If you missed picking up a copy of the Republican American yesterday, we have the Chamber's Manufacturing Today resource guide available online. This special Chamber publication highlights many of the manufacturers in the Borough and across the region. Check out a preview of a feature on Naugatuck Glass, LLC below. You can also view the supplement online here.

Thank you for your continued membership,
Kevin H. McSherry
McSherry Law Office
Naugatuck Chamber of Commerce, Chairman of the Board
In This Issue
  • Chairman's Note
  • Member Profile Story
  • Renewing Members
  • Upcoming Events
  • Submit Your Content
  • Upcoming Events
  • Hiring & Training Programs Available
  • HR Corner Corner by Carmody, Torrance Sandak & Hennessey LLP

Naugatuck Glass, LLC: Nearly a Century of Tradition

By Steve Bigham

This article was published in the October 19, 2023 Edition of the Waterbury Regional Chamber's Manufacturing Today supplement that was distributed by the Republican American.

Naugatuck Glass, LLC – a leading supplier of custom-cut glass and mirrors for the aviation, aerospace, cosmetics, and marine industries – started from some very humble beginnings nearly a century ago.

Winfield S. Witherwax first established Naugatuck Glass out of his garage, but soon after, moved his business to 451 Church Street in Naugatuck. The then-tiny shop manufactured glass coverings that went over the keyboard letters on a manual typewriter.

During World War II, the company built specially designed glass domes for US Army tanks, the first step to its current leading role in custom-cut glass.

And although the company has changed hands a few times since Witherwax started it all, Naugatuck Glass, LLC remains viable thanks to a staff of experienced local men and women who have remained with the company for, in some cases, nearly 50 years.

From Makeup to Up Up and Away

Among the products Naugatuck Glass, LLC makes are the circular mirrors found in small cosmetic containers or makeup compacts.

But it doesn’t end there.

“We’ve got parts that go into Boeing 7-37’s,” said plant manager Stephen Greene.

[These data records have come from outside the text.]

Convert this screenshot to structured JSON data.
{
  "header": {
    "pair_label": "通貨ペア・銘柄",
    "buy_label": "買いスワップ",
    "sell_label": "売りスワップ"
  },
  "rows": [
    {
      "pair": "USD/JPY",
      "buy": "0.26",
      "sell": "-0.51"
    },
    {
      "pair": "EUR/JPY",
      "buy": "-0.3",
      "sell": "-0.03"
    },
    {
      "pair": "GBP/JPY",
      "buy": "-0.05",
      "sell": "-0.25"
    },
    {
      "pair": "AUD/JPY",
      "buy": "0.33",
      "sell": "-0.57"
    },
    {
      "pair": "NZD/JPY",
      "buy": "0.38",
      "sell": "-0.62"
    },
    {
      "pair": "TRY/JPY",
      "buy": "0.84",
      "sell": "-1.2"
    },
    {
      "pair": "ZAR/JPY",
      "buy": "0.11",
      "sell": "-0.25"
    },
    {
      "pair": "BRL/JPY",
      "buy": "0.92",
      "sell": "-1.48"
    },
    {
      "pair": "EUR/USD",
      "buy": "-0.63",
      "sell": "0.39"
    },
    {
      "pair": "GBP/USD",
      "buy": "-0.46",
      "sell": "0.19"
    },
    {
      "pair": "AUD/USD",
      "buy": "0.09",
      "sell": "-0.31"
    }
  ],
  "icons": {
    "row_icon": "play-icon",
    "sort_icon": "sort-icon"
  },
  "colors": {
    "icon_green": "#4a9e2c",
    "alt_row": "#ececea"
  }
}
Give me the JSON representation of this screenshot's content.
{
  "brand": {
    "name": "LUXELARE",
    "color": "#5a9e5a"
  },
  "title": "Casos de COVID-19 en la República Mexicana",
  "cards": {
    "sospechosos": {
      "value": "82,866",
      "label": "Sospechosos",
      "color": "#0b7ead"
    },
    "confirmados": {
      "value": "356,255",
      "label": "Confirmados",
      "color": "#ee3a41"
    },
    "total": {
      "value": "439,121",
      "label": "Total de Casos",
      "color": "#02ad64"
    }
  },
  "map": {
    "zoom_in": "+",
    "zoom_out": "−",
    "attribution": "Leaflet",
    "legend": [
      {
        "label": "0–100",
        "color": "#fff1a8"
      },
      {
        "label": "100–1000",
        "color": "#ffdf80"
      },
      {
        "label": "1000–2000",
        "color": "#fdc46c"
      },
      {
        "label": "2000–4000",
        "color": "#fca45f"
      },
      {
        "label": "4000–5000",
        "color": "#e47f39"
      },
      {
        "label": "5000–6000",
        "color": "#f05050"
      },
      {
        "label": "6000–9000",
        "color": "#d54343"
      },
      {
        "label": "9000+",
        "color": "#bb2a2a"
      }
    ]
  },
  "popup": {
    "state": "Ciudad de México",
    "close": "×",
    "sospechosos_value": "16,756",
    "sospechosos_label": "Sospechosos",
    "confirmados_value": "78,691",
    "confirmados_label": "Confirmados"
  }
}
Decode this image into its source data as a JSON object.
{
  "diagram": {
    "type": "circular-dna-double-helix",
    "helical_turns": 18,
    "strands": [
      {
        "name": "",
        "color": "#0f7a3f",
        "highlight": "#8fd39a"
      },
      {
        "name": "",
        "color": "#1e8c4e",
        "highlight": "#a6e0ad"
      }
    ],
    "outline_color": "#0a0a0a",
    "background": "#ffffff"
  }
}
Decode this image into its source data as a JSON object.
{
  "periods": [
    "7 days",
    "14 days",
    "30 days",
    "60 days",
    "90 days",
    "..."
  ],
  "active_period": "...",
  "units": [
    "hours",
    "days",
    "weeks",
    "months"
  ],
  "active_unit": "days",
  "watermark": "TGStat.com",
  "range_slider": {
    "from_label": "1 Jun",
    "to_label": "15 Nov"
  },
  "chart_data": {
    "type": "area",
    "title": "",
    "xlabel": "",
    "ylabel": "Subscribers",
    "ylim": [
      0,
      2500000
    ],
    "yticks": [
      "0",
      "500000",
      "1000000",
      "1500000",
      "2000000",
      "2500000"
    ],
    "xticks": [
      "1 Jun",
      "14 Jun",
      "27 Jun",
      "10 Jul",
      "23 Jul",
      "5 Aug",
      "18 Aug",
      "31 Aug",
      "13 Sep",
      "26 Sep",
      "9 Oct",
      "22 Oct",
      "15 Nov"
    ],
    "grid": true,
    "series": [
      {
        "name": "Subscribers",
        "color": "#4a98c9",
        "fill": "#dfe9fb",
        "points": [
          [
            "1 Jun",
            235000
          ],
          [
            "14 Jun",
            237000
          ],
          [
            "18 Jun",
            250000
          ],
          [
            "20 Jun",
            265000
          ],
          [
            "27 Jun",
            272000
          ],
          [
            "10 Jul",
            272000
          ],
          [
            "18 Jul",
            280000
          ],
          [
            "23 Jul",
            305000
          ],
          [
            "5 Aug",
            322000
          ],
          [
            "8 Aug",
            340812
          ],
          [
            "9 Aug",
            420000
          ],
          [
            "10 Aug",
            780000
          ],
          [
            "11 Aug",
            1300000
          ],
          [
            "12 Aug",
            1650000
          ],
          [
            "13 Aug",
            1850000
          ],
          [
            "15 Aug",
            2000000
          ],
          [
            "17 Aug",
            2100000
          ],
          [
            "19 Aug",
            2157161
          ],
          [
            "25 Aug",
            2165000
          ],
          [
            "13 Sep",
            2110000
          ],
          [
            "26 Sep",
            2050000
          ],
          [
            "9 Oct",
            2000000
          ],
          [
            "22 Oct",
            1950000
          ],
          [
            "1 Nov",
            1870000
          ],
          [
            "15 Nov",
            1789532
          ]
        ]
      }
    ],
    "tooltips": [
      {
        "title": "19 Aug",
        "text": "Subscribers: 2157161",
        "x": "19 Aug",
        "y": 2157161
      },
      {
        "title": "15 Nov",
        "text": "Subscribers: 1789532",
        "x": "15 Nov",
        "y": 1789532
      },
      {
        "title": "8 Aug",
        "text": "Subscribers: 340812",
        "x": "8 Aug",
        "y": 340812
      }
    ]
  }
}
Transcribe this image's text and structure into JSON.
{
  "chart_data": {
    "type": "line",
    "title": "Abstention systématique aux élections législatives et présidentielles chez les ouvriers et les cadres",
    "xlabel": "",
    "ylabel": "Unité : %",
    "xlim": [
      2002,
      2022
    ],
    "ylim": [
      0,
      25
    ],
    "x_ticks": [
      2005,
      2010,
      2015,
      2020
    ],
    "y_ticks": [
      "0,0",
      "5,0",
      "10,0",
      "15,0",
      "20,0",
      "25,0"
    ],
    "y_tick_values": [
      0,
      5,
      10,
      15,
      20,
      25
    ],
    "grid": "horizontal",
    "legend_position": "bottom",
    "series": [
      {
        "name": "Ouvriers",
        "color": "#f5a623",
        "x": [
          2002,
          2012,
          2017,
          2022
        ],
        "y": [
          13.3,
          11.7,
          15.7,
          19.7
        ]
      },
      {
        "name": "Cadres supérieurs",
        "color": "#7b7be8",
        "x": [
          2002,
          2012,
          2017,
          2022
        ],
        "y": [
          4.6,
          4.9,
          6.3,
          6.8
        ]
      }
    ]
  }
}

He said the company produces the glass to cover and protect certain instruments and gauges inside an airplane’s cockpit and on the wings.

Naugatuck Glass, LLC also produces precision-made bent, metaled, and coated glass products, providing protection from the elements and reducing glare, which is particularly important for gauges on boats and motorcycles.

Made in Connecticut

Greene said Naugatuck Glass, LLC is just one example of the many area companies that make the little things that go inside bigger things, everyday items that most people simply do not know are made in their own backyard.

“Connecticut surprises you,” Greene said. “You go around the hill and there will be some factory that you’ve never heard of doing the subcontracting for bigger companies.”

Greene refers to much of Naugatuck Glass, LLC's output as “niche” products, items that simply cannot be found or made elsewhere: things like beveled-edge glass, optical filters, decorated glass, ground-edge glass and wedged instrument glass -- a specialized product for lighting aircraft instruments that allows for uniform light to be cast over the dial for easy readability.

And, Greene added, these “niche” items are the reason the company remains in existence after nearly closing up shop two years ago.

“We informed one of our customers in the boat and marine industry that we were closing,” Greene said. “They couldn’t find another supplier, so they bought us and saved us from being closed.”

Pride in History

The new owners, a consortium of management investors, wasted no time in having the well-known “Naugatuck Glass” sign hung back up after the company’s name was temporarily changed to Flabeg Technical Glass from 2009 to 2022.

At its peak, Naugatuck Glass, LLC employed as many as 300 employees, a number that had shrunk to around 200 about 20 years ago, and now stands at just 24.

However, the company continues to grow and was recently bolstered by a $100,000 federal grant to assist in the modernization of its equipment.

Under its new ownership, the company has resumed production of its “legacy products,” some of which it had moved away from under previous owners.

Human Resources manager Donna Andrew of Ansonia has been with the company for 23 years. She says there is a feeling of pride for the impact the company has in the production of everyday products, all made right here in the Naugatuck Valley.

“We had saved the original sign and it was an honor to be able to hang that sign back up. That’s what is on the building now,” Andrew said.

She said the sign represents a sort of homecoming for the company, which even though it had changed names had never left. Andrew said the company’s return to its roots is an homage to its history here in town and its ability to survive the many challenges of the last decades.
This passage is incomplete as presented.